Toxic・Romance
「ここは私が出します!」
しかし私の今日の予定は片桐さんを喜ばせること。だから会計の時はここぞとばかりにお財布を用意した。
「別にいいけど」
相変わらず片桐さんはつれない。けれどもここで引き下がってはいけない。今日だけは。
「片桐さん。実は、私には貯金があります」
「頼もしいね」
「今日の会計なんて、へっちゃらです!」
「すげーな。でもだめ」
「どうしてですか?」
「さっき言ったけど、ここ、俺の知り合いのお店。
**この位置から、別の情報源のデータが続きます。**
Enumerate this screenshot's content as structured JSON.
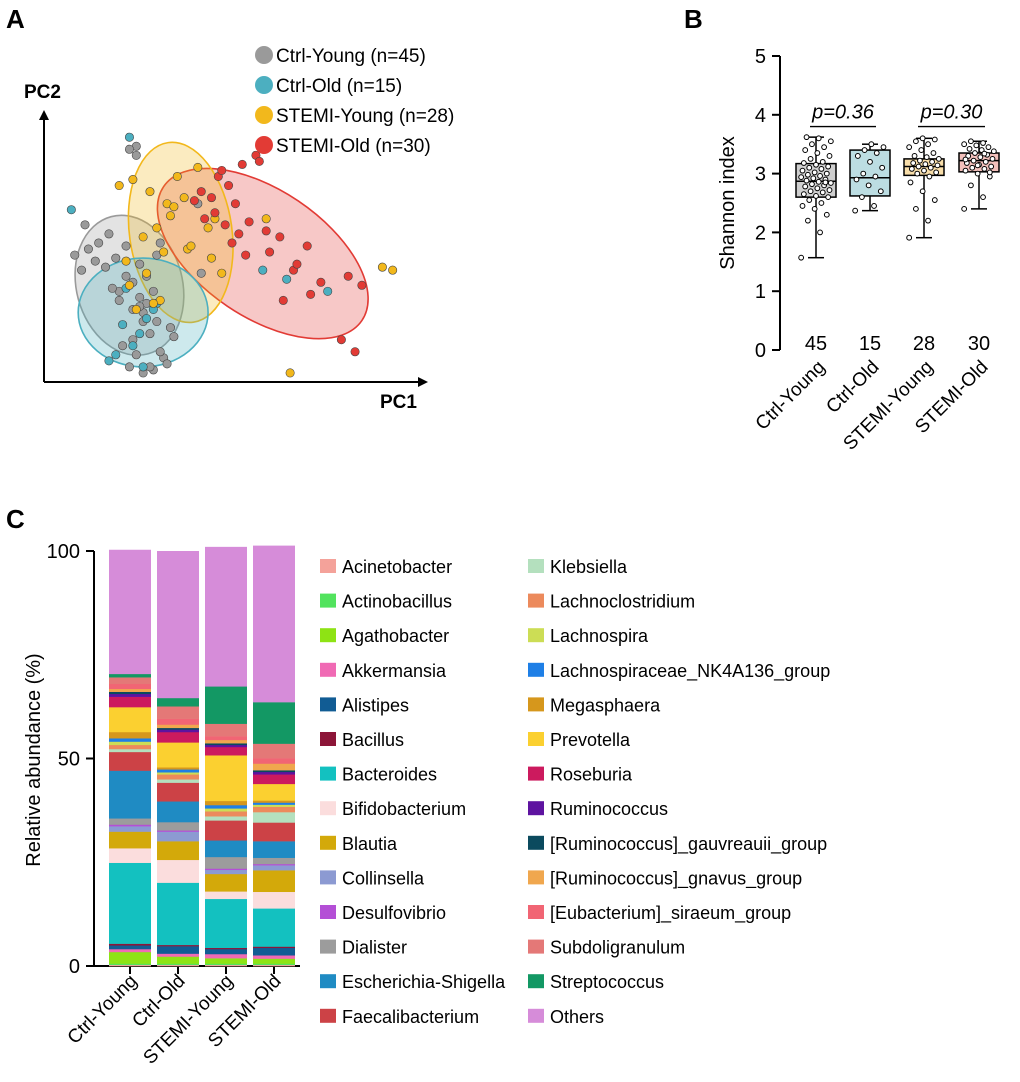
{
  "panels": {
    "a": "A",
    "b": "B",
    "c": "C"
  },
  "colors": {
    "ctrl_young": "#9a9a9a",
    "ctrl_old": "#4cafc0",
    "stemi_young": "#f2b81c",
    "stemi_old": "#e23b35"
  },
  "chart_data": [
    {
      "type": "scatter",
      "id": "pcoa",
      "title": "",
      "xlabel": "PC1",
      "ylabel": "PC2",
      "legend_position": "top-right",
      "series": [
        {
          "name": "Ctrl-Young (n=45)",
          "key": "ctrl_young",
          "n": 45,
          "ellipse": {
            "cx": 2.5,
            "cy": 3.2,
            "rx": 1.55,
            "ry": 2.35,
            "angle": -15
          },
          "x": [
            1.9,
            1.2,
            1.6,
            1.3,
            0.9,
            1.8,
            2.1,
            2.4,
            2.6,
            2.2,
            2.8,
            3.0,
            2.9,
            3.3,
            3.1,
            2.6,
            2.3,
            2.7,
            3.5,
            3.4,
            3.6,
            3.2,
            2.5,
            2.9,
            3.1,
            3.7,
            3.0,
            2.8,
            3.3,
            2.4,
            2.6,
            2.9,
            2.2,
            1.5,
            1.1,
            2.0,
            3.8,
            3.2,
            2.7,
            2.5,
            3.4,
            4.6,
            4.5,
            2.7,
            2.8
          ],
          "y": [
            4.9,
            5.2,
            4.6,
            4.4,
            4.2,
            3.8,
            4.1,
            3.5,
            3.3,
            3.0,
            2.8,
            2.6,
            2.3,
            2.0,
            1.6,
            1.4,
            1.2,
            0.9,
            0.8,
            1.0,
            0.6,
            0.4,
            0.5,
            0.3,
            0.5,
            1.8,
            3.5,
            3.9,
            4.2,
            4.5,
            2.4,
            2.0,
            2.7,
            4.0,
            3.7,
            3.1,
            1.5,
            3.0,
            7.8,
            7.7,
            4.6,
            3.6,
            5.9,
            7.5,
            2.5
          ]
        },
        {
          "name": "Ctrl-Old (n=15)",
          "key": "ctrl_old",
          "n": 15,
          "x": [
            0.8,
            2.3,
            2.1,
            2.8,
            2.6,
            3.0,
            3.3,
            2.9,
            1.9,
            2.4,
            3.2,
            6.4,
            7.1,
            8.3,
            2.5
          ],
          "y": [
            5.7,
            1.9,
            0.9,
            1.6,
            1.2,
            2.1,
            2.6,
            0.5,
            0.7,
            3.1,
            2.4,
            3.7,
            3.4,
            3.0,
            8.1
          ]
        },
        {
          "name": "STEMI-Young (n=28)",
          "key": "stemi_young",
          "n": 28,
          "x": [
            2.6,
            2.2,
            3.1,
            3.6,
            3.9,
            4.1,
            4.5,
            3.3,
            2.9,
            3.7,
            4.2,
            2.5,
            3.0,
            2.7,
            3.4,
            4.8,
            5.0,
            4.3,
            2.4,
            4.9,
            9.9,
            10.2,
            6.5,
            3.8,
            3.5,
            3.2,
            7.2,
            5.2
          ],
          "y": [
            6.7,
            6.5,
            6.3,
            5.9,
            6.8,
            6.1,
            7.1,
            5.1,
            4.8,
            5.5,
            4.4,
            3.2,
            3.6,
            2.4,
            2.7,
            5.1,
            5.4,
            4.5,
            4.0,
            4.1,
            3.8,
            3.7,
            5.4,
            5.8,
            4.3,
            2.6,
            0.3,
            3.6
          ]
        },
        {
          "name": "STEMI-Old (n=30)",
          "key": "stemi_old",
          "n": 30,
          "ellipse": {
            "cx": 6.4,
            "cy": 4.25,
            "rx": 3.5,
            "ry": 2.1,
            "angle": 34
          },
          "x": [
            5.1,
            5.4,
            5.8,
            6.2,
            4.6,
            4.9,
            5.6,
            5.0,
            5.3,
            6.5,
            6.9,
            5.5,
            5.9,
            7.3,
            8.1,
            7.8,
            8.7,
            9.1,
            7.4,
            6.6,
            4.4,
            4.7,
            6.0,
            8.9,
            9.3,
            6.3,
            5.2,
            7.0,
            7.7,
            5.7
          ],
          "y": [
            6.8,
            6.5,
            7.2,
            7.5,
            6.3,
            6.1,
            5.9,
            5.6,
            5.2,
            5.0,
            4.8,
            4.6,
            4.2,
            3.7,
            3.3,
            2.9,
            1.4,
            1.0,
            3.9,
            4.3,
            6.0,
            5.4,
            5.3,
            3.5,
            3.2,
            7.3,
            7.0,
            2.7,
            4.5,
            4.9
          ]
        },
        {
          "name": "",
          "key": "ellipse_young",
          "n": 0,
          "ellipse": {
            "cx": 4.0,
            "cy": 4.95,
            "rx": 1.5,
            "ry": 3.0,
            "angle": -8
          },
          "x": [],
          "y": []
        },
        {
          "name": "",
          "key": "ellipse_old",
          "n": 0,
          "ellipse": {
            "cx": 2.9,
            "cy": 2.3,
            "rx": 1.9,
            "ry": 1.8,
            "angle": 0
          },
          "x": [],
          "y": []
        }
      ],
      "xlim": [
        0,
        11
      ],
      "ylim": [
        0,
        9
      ]
    },
    {
      "type": "box",
      "id": "shannon",
      "ylabel": "Shannon index",
      "ylim": [
        0,
        5
      ],
      "yticks": [
        "0",
        "1",
        "2",
        "3",
        "4",
        "5"
      ],
      "categories": [
        "Ctrl-Young",
        "Ctrl-Old",
        "STEMI-Young",
        "STEMI-Old"
      ],
      "counts": [
        "45",
        "15",
        "28",
        "30"
      ],
      "fills": [
        "#cfcfcf",
        "#bcdde2",
        "#f8deaa",
        "#f3c0bb"
      ],
      "boxes": [
        {
          "min": 1.57,
          "q1": 2.6,
          "median": 2.87,
          "q3": 3.17,
          "max": 3.62
        },
        {
          "min": 2.37,
          "q1": 2.62,
          "median": 2.93,
          "q3": 3.4,
          "max": 3.5
        },
        {
          "min": 1.91,
          "q1": 2.97,
          "median": 3.12,
          "q3": 3.25,
          "max": 3.6
        },
        {
          "min": 2.4,
          "q1": 3.03,
          "median": 3.22,
          "q3": 3.35,
          "max": 3.55
        }
      ],
      "points": [
        [
          1.57,
          2.0,
          2.2,
          2.3,
          2.4,
          2.45,
          2.5,
          2.55,
          2.6,
          2.62,
          2.65,
          2.68,
          2.7,
          2.72,
          2.75,
          2.78,
          2.8,
          2.82,
          2.84,
          2.86,
          2.88,
          2.9,
          2.92,
          2.94,
          2.96,
          2.98,
          3.0,
          3.02,
          3.05,
          3.08,
          3.1,
          3.12,
          3.15,
          3.18,
          3.2,
          3.25,
          3.3,
          3.35,
          3.4,
          3.45,
          3.5,
          3.55,
          3.6,
          3.62,
          2.85
        ],
        [
          2.37,
          2.45,
          2.6,
          2.7,
          2.8,
          2.9,
          2.95,
          3.0,
          3.1,
          3.2,
          3.3,
          3.35,
          3.4,
          3.45,
          3.5
        ],
        [
          1.91,
          2.2,
          2.4,
          2.55,
          2.7,
          2.85,
          2.95,
          3.0,
          3.02,
          3.05,
          3.08,
          3.1,
          3.12,
          3.14,
          3.16,
          3.18,
          3.2,
          3.22,
          3.25,
          3.28,
          3.3,
          3.35,
          3.4,
          3.45,
          3.5,
          3.55,
          3.58,
          3.6
        ],
        [
          2.4,
          2.6,
          2.8,
          2.95,
          3.0,
          3.05,
          3.08,
          3.1,
          3.12,
          3.15,
          3.18,
          3.2,
          3.22,
          3.25,
          3.28,
          3.3,
          3.32,
          3.35,
          3.38,
          3.4,
          3.42,
          3.45,
          3.48,
          3.5,
          3.52,
          3.55,
          3.02,
          3.14,
          3.24,
          3.34
        ]
      ],
      "comparisons": [
        {
          "label": "p=0.36",
          "from": 0,
          "to": 1,
          "y": 3.8
        },
        {
          "label": "p=0.30",
          "from": 2,
          "to": 3,
          "y": 3.8
        }
      ]
    },
    {
      "type": "stacked-bar",
      "id": "abundance",
      "ylabel": "Relative abundance (%)",
      "ylim": [
        0,
        100
      ],
      "yticks": [
        "0",
        "50",
        "100"
      ],
      "categories": [
        "Ctrl-Young",
        "Ctrl-Old",
        "STEMI-Young",
        "STEMI-Old"
      ],
      "series": [
        {
          "name": "Acinetobacter",
          "color": "#f4a29a",
          "values": [
            0.3,
            0.3,
            0.3,
            0.3
          ]
        },
        {
          "name": "Actinobacillus",
          "color": "#52e35e",
          "values": [
            0.3,
            0.3,
            0.3,
            0.3
          ]
        },
        {
          "name": "Agathobacter",
          "color": "#8ee314",
          "values": [
            2.8,
            1.7,
            1.3,
            1.2
          ]
        },
        {
          "name": "Akkermansia",
          "color": "#f06ab4",
          "values": [
            0.7,
            0.7,
            1.0,
            0.8
          ]
        },
        {
          "name": "Alistipes",
          "color": "#115c94",
          "values": [
            0.9,
            1.8,
            1.2,
            1.8
          ]
        },
        {
          "name": "Bacillus",
          "color": "#8c1538",
          "values": [
            0.4,
            0.3,
            0.3,
            0.3
          ]
        },
        {
          "name": "Bacteroides",
          "color": "#13c1c0",
          "values": [
            19.5,
            15.0,
            11.8,
            9.2
          ]
        },
        {
          "name": "Bifidobacterium",
          "color": "#fbdddd",
          "values": [
            3.5,
            5.5,
            1.8,
            4.0
          ]
        },
        {
          "name": "Blautia",
          "color": "#d3a90a",
          "values": [
            4.0,
            4.5,
            4.2,
            5.2
          ]
        },
        {
          "name": "Collinsella",
          "color": "#8c9ad2",
          "values": [
            1.3,
            2.3,
            1.0,
            1.2
          ]
        },
        {
          "name": "Desulfovibrio",
          "color": "#b44fd6",
          "values": [
            0.4,
            0.3,
            0.3,
            0.3
          ]
        },
        {
          "name": "Dialister",
          "color": "#9c9c9c",
          "values": [
            1.5,
            2.0,
            2.8,
            1.5
          ]
        },
        {
          "name": "Escherichia-Shigella",
          "color": "#1f8bc3",
          "values": [
            11.5,
            5.0,
            4.0,
            4.0
          ]
        },
        {
          "name": "Faecalibacterium",
          "color": "#cc4246",
          "values": [
            4.5,
            4.5,
            4.8,
            4.5
          ]
        },
        {
          "name": "Klebsiella",
          "color": "#b4e0be",
          "values": [
            0.7,
            0.8,
            1.0,
            2.5
          ]
        },
        {
          "name": "Lachnoclostridium",
          "color": "#ec8a5c",
          "values": [
            1.0,
            1.2,
            1.2,
            1.3
          ]
        },
        {
          "name": "Lachnospira",
          "color": "#ccdd55",
          "values": [
            0.8,
            0.5,
            0.7,
            0.5
          ]
        },
        {
          "name": "Lachnospiraceae_NK4A136_group",
          "color": "#1e7fe6",
          "values": [
            0.8,
            0.7,
            0.8,
            0.5
          ]
        },
        {
          "name": "Megasphaera",
          "color": "#d6971c",
          "values": [
            1.5,
            0.5,
            1.0,
            0.5
          ]
        },
        {
          "name": "Prevotella",
          "color": "#fbd030",
          "values": [
            6.0,
            6.0,
            11.0,
            4.0
          ]
        },
        {
          "name": "Roseburia",
          "color": "#cc1a5e",
          "values": [
            2.5,
            2.5,
            2.0,
            2.3
          ]
        },
        {
          "name": "Ruminococcus",
          "color": "#5e13a0",
          "values": [
            0.7,
            0.6,
            0.5,
            0.6
          ]
        },
        {
          "name": "[Ruminococcus]_gauvreauii_group",
          "color": "#0b4a5e",
          "values": [
            0.5,
            0.4,
            0.4,
            0.4
          ]
        },
        {
          "name": "[Ruminococcus]_gnavus_group",
          "color": "#f0a74e",
          "values": [
            0.7,
            0.8,
            0.8,
            1.6
          ]
        },
        {
          "name": "[Eubacterium]_siraeum_group",
          "color": "#f16574",
          "values": [
            1.2,
            1.4,
            0.9,
            1.3
          ]
        },
        {
          "name": "Subdoligranulum",
          "color": "#e47877",
          "values": [
            1.6,
            3.0,
            3.0,
            3.5
          ]
        },
        {
          "name": "Streptococcus",
          "color": "#139864",
          "values": [
            0.8,
            2.0,
            9.0,
            10.0
          ]
        },
        {
          "name": "Others",
          "color": "#d68cd9",
          "values": [
            29.9,
            35.4,
            33.6,
            37.7
          ]
        }
      ]
    }
  ]
}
女の子、しかも年下に奢られてたって知られたらかなりかっこ悪いわけよ」
「ああ、それはかっこ悪いですね」
「だろ?カッコつけさせて」
片桐さんの頼みならば仕方ない。これが男を立てるってことなのかもしれないし、だったら素直にお財布も仕舞おうではないか。
バッグの中にお財布を戻して、ふと、立ち止まる。
「……あの、でも、それではリベンジの意味がないのでは?」
元も子もないとはこのことだ。片桐さんはふっと口から息を吐き出して、それからくしゃっと破顔させた。
「最初から、リベンジの意味がないんだよ」
リベンジの意味がない?
「どうして?」
片桐さんは、罪な人……特に、私泣かせな人だ。
「あの日、付き合ってくれただけで良かったから」
「(……どうして)」
片桐さんの言葉一つで、こんなに胸がやさしくなるのだろう。